Interesting — if inconclusive piece by Richard Siklos about whether Google is a friend or a foe for traditional media companies.
Is Google a media company? The last time I checked, a media company was generally defined as a business that accumulates audiences and sells access to them to marketers.
And Mr. Schmidt said recently: “Ultimately, our goal at Google is to have the strongest advertising network and all the world’s information. That’s part of our mission.” And if it is a media company, it is the world’s biggest, with a market capitalization of $144 billion.
But when I spoke to David Eun, Google’s vice president for content partnerships, he took umbrage with the media designation. He noted that Google did not create or own content — in his mind, part of the definition of a media company. Rather, he said, Google is a technology company: “I would say we’re a conduit connecting our users with content and advertisers.”
The point may be semantic, but it reminded me of the longstanding friction between cable companies and TV broadcasters over whether cable should pay for distributing the free over-the-air signals — or whether cable was doing the broadcasters a favor by putting their signals onto the system through which most people watch television.
Again, Mr.

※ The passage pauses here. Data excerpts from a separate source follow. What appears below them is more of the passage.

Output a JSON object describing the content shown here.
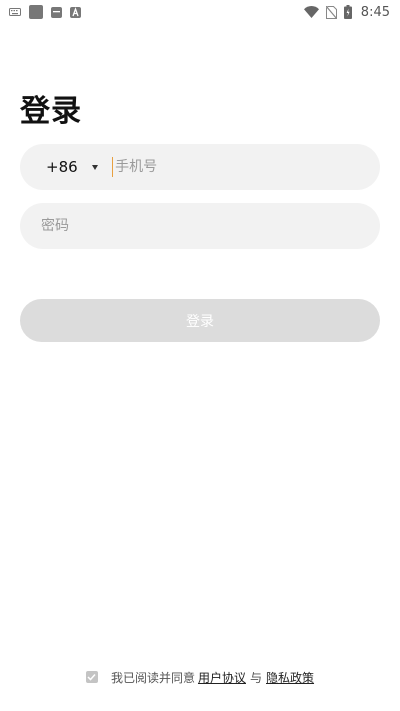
{
  "status_bar": {
    "time": "8:45",
    "left_icons": [
      "keyboard-icon",
      "square-notification-icon",
      "inbox-icon",
      "a-app-icon"
    ],
    "right_icons": [
      "wifi-icon",
      "no-sim-icon",
      "battery-icon"
    ]
  },
  "page": {
    "title": "登录"
  },
  "phone_input": {
    "country_code": "+86",
    "placeholder": "手机号",
    "value": ""
  },
  "password_input": {
    "placeholder": "密码",
    "value": ""
  },
  "login_button": {
    "label": "登录",
    "enabled": false
  },
  "agreement": {
    "checked": true,
    "prefix": "我已阅读并同意",
    "user_agreement": "用户协议",
    "and": "与",
    "privacy_policy": "隐私政策"
  },
  "colors": {
    "field_background": "#f2f2f2",
    "button_disabled": "#dcdcdc",
    "cursor": "#e8a040",
    "checkbox": "#c4c4c4"
  }
}
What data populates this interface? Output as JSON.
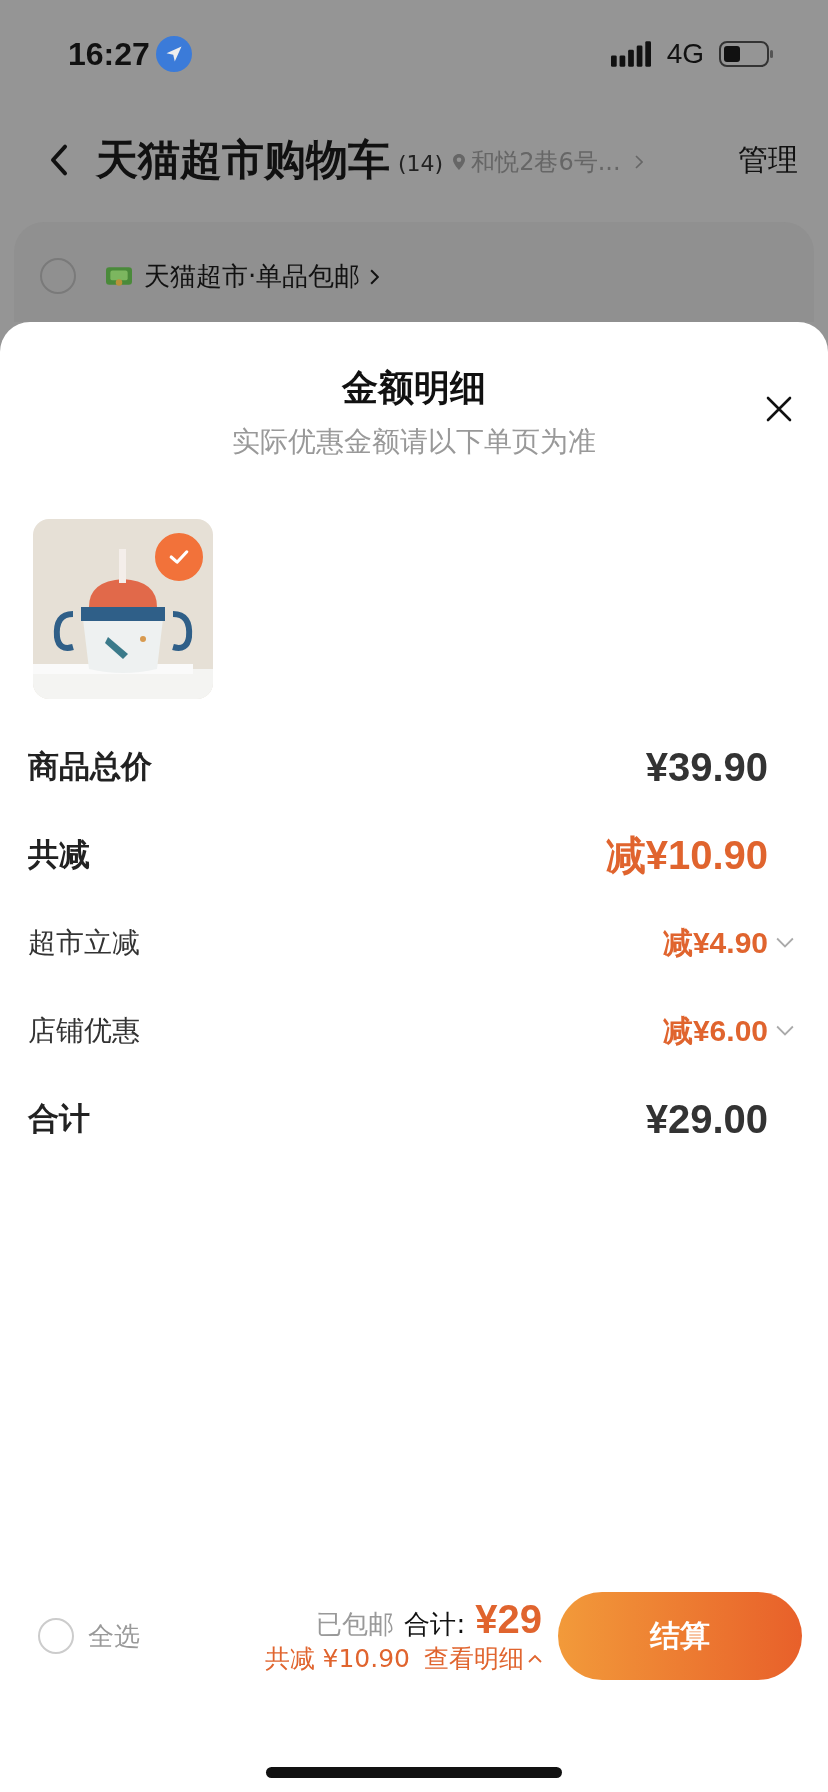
{
  "status_bar": {
    "time": "16:27",
    "network": "4G"
  },
  "header": {
    "title": "天猫超市购物车",
    "count": "(14)",
    "address": "和悦2巷6号...",
    "manage": "管理"
  },
  "store": {
    "name": "天猫超市·单品包邮",
    "checked": false
  },
  "sheet": {
    "title": "金额明细",
    "subtitle": "实际优惠金额请以下单页为准",
    "products": [
      {
        "kind": "picture",
        "checked": true
      }
    ],
    "rows": [
      {
        "label": "商品总价",
        "value": "¥39.90",
        "kind": "major",
        "discount": false,
        "expandable": false
      },
      {
        "label": "共减",
        "value": "减¥10.90",
        "kind": "major",
        "discount": true,
        "expandable": false
      },
      {
        "label": "超市立减",
        "value": "减¥4.90",
        "kind": "minor",
        "discount": true,
        "expandable": true
      },
      {
        "label": "店铺优惠",
        "value": "减¥6.00",
        "kind": "minor",
        "discount": true,
        "expandable": true
      },
      {
        "label": "合计",
        "value": "¥29.00",
        "kind": "major",
        "discount": false,
        "expandable": false
      }
    ]
  },
  "footer": {
    "select_all": {
      "label": "全选",
      "checked": false
    },
    "shipping": "已包邮",
    "total_label": "合计:",
    "total": "¥29",
    "saved": "共减 ¥10.90",
    "details": "查看明细",
    "checkout": "结算"
  }
}
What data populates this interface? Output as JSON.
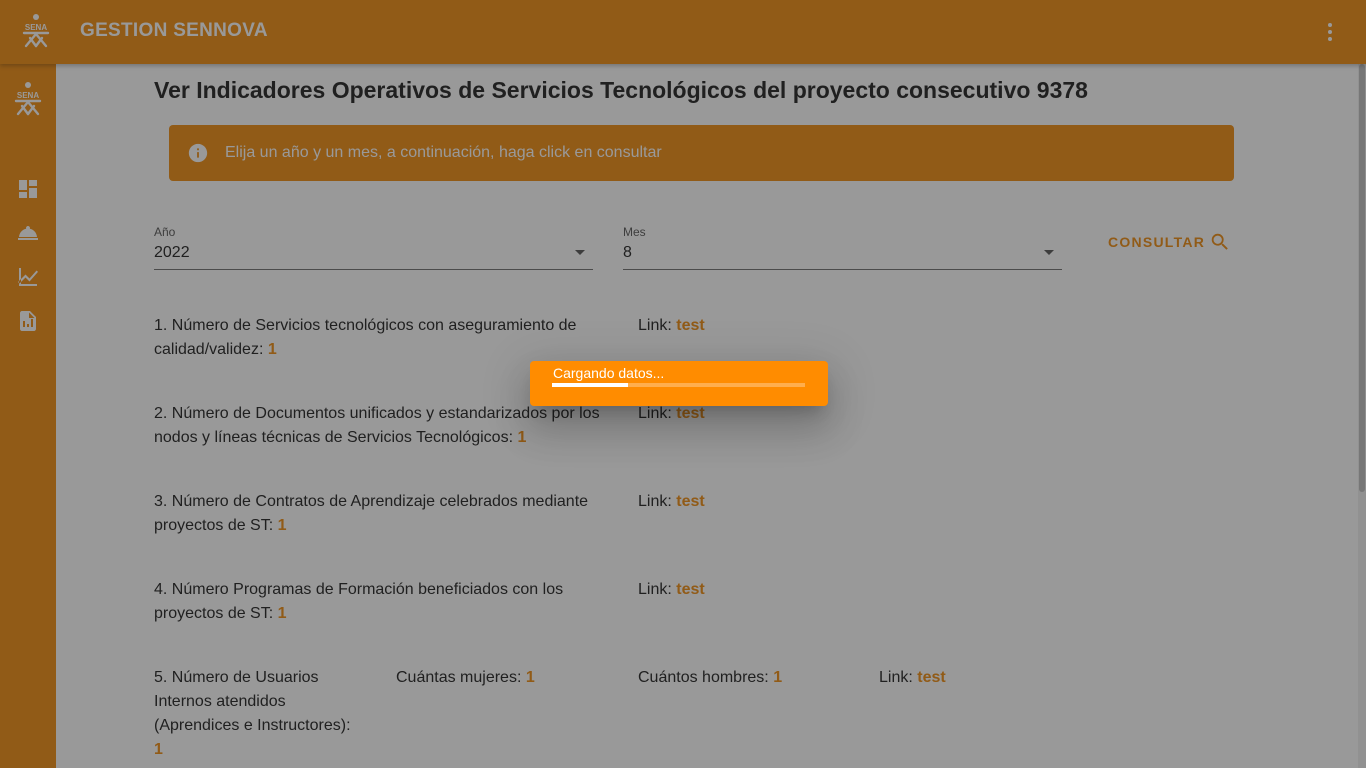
{
  "appbar": {
    "title": "GESTION SENNOVA",
    "logo_text": "SENA",
    "menu_icon": "more-vert-icon"
  },
  "sidebar": {
    "logo_text": "SENA",
    "items": [
      {
        "icon": "dashboard-icon"
      },
      {
        "icon": "room-service-icon"
      },
      {
        "icon": "timeline-icon"
      },
      {
        "icon": "report-icon"
      }
    ]
  },
  "page": {
    "title": "Ver Indicadores Operativos de Servicios Tecnológicos del proyecto consecutivo 9378"
  },
  "alert": {
    "icon": "info-icon",
    "text": "Elija un año y un mes, a continuación, haga click en consultar"
  },
  "filters": {
    "year": {
      "label": "Año",
      "value": "2022"
    },
    "month": {
      "label": "Mes",
      "value": "8"
    },
    "consultar_label": "CONSULTAR"
  },
  "indicators": [
    {
      "text": "1. Número de Servicios tecnológicos con aseguramiento de calidad/validez:",
      "value": "1",
      "link_label": "Link:",
      "link_text": "test"
    },
    {
      "text": "2. Número de Documentos unificados y estandarizados por los nodos y líneas técnicas de Servicios Tecnológicos:",
      "value": "1",
      "link_label": "Link:",
      "link_text": "test"
    },
    {
      "text": "3. Número de Contratos de Aprendizaje celebrados mediante proyectos de ST:",
      "value": "1",
      "link_label": "Link:",
      "link_text": "test"
    },
    {
      "text": "4. Número Programas de Formación beneficiados con los proyectos de ST:",
      "value": "1",
      "link_label": "Link:",
      "link_text": "test"
    },
    {
      "text": "5. Número de Usuarios Internos atendidos (Aprendices e Instructores):",
      "value": "1",
      "women_label": "Cuántas mujeres:",
      "women_value": "1",
      "men_label": "Cuántos hombres:",
      "men_value": "1",
      "link_label": "Link:",
      "link_text": "test"
    }
  ],
  "loading": {
    "text": "Cargando datos...",
    "progress": 0.3
  },
  "colors": {
    "primary": "#f08c10",
    "loader": "#ff8c00"
  }
}
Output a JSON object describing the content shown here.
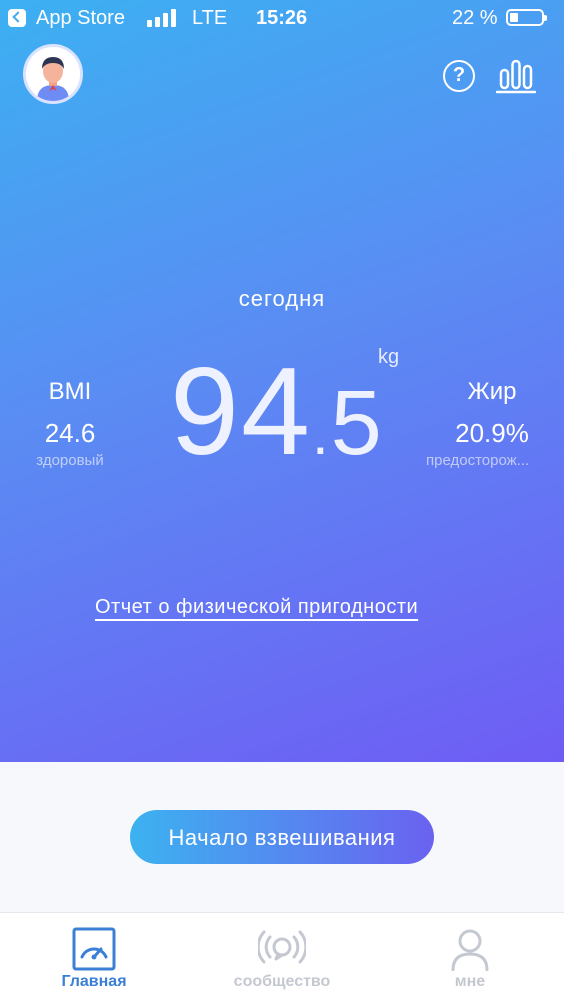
{
  "status_bar": {
    "carrier": "App Store",
    "network": "LTE",
    "time": "15:26",
    "battery": "22 %",
    "battery_level": 0.22
  },
  "header": {
    "avatar_icon": "user-avatar-icon",
    "help_icon": "question-icon",
    "stats_icon": "bar-chart-icon"
  },
  "main": {
    "date_label": "сегодня",
    "weight_int": "94",
    "weight_dot": ".",
    "weight_dec": "5",
    "weight_unit": "kg",
    "bmi": {
      "label": "BMI",
      "value": "24.6",
      "status": "здоровый"
    },
    "fat": {
      "label": "Жир",
      "value": "20.9%",
      "status": "предосторож..."
    },
    "report_link": "Отчет о физической пригодности"
  },
  "actions": {
    "start_weighing": "Начало взвешивания"
  },
  "tabbar": {
    "tabs": [
      {
        "label": "Главная",
        "icon": "scale-gauge-icon",
        "active": true
      },
      {
        "label": "сообщество",
        "icon": "broadcast-icon",
        "active": false
      },
      {
        "label": "мне",
        "icon": "person-icon",
        "active": false
      }
    ]
  },
  "colors": {
    "gradient_start": "#3cb0f2",
    "gradient_end": "#6f5cf4",
    "active_tab": "#3b7fd6",
    "inactive_tab": "#c4c8d0"
  }
}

Eun disagreed, noting that Google is not a distributor: it tries to push people to other Web sites and takes immense geek pride in how quickly it does so.
Indeed, a search for “Google” and “friend or foe” took me 0.10 seconds and elicited 271,000 results. It took Mr. Eun not much longer to try to explain to me that Google (a) respects copyrights, (b) gives any content owner a choice of opting in or out of its search results and (c) focuses on ways to help its media partners achieve their goals. “I say firmly: we are friend because we are trying to build your business objectives,” Mr. Eun said.